I had a birthday a week ago. 38. This is one of the big ones. When I was 37, I could still tell myself that I was in my mid-thirties. Now, there’s no denying that I’m almost forty. Having reached that milestone, forty itself shouldn’t be a shock. I guess I’m middle aged now; the long decline has begun. And the amount of time left I’ve got left to do something distinct and creative is comparable to the amount of time I’ve failed to do any such thing; I can’t tell myself anymore that I’m still new and learning the ropes. I’m imagining the next psychologically big birthday will be when I’m 58.
Getting old itself doesn’t bother me (not that I’ve really thought through what it will mean to have a progressively deteriorating body). I’ve always felt like an old man trapped in a young man’s body. Even as a schoolboy, it felt weird that I couldn’t complain about “those damned kids nowadays” because I technically was one.
What does bother me is my lack of accomplishments here at the halfway point. I really should work harder. And I should stop pissing away so much time on the web and my weblog. I won’t though.
That I’m halfway to death is also disquieting, and this disquiet will hopefully be a spiritually fruitful thing.
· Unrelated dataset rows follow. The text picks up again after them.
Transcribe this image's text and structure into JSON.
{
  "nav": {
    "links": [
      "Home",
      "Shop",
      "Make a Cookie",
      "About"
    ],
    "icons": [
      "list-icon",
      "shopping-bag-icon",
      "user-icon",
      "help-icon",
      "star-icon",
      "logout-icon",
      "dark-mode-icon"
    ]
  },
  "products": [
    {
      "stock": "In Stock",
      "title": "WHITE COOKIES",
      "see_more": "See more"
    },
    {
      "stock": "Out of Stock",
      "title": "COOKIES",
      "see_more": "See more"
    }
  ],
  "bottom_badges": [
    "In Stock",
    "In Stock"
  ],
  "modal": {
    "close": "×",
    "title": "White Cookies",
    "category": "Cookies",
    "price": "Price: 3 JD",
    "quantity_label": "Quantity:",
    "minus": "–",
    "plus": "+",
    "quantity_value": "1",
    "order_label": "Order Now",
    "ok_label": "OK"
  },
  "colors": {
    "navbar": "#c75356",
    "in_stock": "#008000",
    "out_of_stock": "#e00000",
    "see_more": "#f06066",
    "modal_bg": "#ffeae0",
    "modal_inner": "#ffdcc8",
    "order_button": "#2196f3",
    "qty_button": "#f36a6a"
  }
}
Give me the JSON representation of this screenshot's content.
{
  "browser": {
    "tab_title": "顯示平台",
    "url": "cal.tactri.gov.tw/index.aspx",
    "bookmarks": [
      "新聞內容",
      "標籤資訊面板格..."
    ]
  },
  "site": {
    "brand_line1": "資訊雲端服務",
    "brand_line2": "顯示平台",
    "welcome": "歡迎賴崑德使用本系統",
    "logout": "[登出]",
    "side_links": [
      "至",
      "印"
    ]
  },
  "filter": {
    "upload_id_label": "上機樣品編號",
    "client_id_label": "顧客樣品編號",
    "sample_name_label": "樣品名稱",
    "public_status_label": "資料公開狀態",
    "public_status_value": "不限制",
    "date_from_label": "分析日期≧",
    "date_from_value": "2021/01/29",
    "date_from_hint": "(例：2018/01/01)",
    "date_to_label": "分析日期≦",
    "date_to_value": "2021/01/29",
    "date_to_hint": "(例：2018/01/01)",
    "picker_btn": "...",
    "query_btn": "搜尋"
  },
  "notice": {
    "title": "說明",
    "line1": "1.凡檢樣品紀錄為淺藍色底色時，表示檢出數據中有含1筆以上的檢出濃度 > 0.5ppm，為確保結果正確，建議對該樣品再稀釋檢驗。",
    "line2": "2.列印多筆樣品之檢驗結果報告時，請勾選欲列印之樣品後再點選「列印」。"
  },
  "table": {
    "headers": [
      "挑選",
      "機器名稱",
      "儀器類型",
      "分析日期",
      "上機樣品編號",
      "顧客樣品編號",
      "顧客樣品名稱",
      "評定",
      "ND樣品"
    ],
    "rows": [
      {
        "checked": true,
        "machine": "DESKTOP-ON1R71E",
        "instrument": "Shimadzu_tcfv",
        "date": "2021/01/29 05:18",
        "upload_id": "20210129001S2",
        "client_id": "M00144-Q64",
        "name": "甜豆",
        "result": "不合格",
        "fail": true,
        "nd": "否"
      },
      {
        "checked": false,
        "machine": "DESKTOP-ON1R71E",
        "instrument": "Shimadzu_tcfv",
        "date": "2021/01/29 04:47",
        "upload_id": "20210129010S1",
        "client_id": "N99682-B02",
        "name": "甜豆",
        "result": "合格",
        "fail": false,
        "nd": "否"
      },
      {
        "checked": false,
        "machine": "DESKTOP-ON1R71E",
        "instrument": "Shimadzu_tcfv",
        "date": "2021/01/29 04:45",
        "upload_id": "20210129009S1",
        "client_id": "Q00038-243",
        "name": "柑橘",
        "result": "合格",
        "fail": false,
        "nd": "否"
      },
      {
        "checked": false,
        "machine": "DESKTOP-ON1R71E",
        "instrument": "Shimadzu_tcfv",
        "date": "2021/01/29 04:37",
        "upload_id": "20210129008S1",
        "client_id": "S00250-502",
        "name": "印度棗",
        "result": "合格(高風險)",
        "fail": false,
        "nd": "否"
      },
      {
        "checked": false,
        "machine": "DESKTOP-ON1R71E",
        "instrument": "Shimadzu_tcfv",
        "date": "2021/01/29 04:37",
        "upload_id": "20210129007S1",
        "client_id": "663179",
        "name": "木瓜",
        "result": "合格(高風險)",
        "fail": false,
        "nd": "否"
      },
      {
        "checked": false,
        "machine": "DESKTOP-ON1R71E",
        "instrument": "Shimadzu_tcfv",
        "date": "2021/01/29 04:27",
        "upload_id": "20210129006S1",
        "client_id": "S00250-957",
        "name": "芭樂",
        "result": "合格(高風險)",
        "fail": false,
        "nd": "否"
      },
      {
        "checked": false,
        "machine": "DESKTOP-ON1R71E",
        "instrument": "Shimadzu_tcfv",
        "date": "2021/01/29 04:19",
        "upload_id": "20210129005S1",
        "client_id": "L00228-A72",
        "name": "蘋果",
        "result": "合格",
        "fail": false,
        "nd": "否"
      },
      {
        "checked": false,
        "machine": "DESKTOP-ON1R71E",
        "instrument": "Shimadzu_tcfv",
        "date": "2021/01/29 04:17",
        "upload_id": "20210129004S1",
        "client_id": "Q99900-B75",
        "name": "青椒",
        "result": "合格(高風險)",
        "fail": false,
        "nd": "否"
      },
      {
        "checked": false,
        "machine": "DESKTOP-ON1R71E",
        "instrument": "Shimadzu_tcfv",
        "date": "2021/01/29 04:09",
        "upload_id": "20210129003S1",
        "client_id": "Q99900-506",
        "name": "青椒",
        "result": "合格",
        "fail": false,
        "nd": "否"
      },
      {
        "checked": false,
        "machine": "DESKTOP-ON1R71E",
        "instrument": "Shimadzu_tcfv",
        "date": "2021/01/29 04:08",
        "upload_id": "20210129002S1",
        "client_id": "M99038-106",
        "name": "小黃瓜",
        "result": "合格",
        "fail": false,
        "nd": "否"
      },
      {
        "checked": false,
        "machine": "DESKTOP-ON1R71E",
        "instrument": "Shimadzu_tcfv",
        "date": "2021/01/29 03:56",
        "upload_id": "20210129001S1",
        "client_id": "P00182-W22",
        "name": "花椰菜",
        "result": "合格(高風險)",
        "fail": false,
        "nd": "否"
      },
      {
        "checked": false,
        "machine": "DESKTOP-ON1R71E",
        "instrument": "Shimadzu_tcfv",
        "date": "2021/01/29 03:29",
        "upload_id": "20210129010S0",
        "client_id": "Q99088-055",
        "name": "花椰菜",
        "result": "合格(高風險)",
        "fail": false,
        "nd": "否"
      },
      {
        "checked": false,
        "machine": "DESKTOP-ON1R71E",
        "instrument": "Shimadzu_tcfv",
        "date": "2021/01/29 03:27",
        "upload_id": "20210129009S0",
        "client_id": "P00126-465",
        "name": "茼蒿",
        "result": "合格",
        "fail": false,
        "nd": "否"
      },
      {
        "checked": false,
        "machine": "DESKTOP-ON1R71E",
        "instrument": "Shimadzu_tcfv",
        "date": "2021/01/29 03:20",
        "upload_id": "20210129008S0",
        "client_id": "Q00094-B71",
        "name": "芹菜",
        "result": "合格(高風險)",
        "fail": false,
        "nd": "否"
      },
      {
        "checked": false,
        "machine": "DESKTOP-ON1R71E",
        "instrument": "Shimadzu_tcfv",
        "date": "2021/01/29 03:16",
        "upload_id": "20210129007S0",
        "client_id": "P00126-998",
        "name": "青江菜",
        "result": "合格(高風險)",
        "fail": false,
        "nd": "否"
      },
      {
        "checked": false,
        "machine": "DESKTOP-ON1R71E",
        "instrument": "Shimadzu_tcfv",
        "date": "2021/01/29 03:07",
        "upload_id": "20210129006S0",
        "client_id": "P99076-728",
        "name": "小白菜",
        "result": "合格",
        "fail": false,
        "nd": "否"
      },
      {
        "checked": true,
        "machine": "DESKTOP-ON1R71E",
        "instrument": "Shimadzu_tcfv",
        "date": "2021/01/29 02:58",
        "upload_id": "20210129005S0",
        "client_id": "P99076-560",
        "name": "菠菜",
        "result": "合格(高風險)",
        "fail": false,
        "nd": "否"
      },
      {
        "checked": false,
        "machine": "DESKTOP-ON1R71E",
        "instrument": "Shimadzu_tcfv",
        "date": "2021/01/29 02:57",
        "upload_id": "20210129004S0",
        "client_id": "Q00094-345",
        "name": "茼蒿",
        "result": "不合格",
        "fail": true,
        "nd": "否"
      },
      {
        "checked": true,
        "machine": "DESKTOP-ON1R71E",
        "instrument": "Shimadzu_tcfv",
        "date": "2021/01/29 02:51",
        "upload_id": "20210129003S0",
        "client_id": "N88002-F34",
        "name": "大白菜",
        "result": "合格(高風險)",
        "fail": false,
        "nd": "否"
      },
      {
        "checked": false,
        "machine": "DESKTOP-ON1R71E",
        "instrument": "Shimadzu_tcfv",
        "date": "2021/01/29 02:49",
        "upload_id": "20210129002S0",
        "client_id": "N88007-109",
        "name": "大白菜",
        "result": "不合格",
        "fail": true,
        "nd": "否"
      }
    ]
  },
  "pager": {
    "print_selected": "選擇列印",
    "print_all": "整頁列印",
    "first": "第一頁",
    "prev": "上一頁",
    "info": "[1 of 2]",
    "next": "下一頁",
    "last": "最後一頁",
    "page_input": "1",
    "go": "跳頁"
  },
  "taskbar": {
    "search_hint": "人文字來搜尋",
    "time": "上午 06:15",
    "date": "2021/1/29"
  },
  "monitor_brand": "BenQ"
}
When you’re young and you look back on your life, and it seems like you’ve done and experienced so little, you say to yourself “there’s so much more to me than that”. This “so much more” that somehow didn’t get recorded in your life history to date is presumably inscribed on your future. When you turn middle aged, your life as a whole is starting to come into view, and you realize that you’ve got to find meaning in the life you actually lived.
One day, when I was in my twenties, I was riding in a car with my mother and maternal grandfather. My grandfather was still alive then, in his late seventies, relatively healthy. I remember he made this offhand comment like “You know, it doesn’t seem like I’ve been alive for seventy-[whatever] years. It doesn’t feel like nearly that long.” That scared me.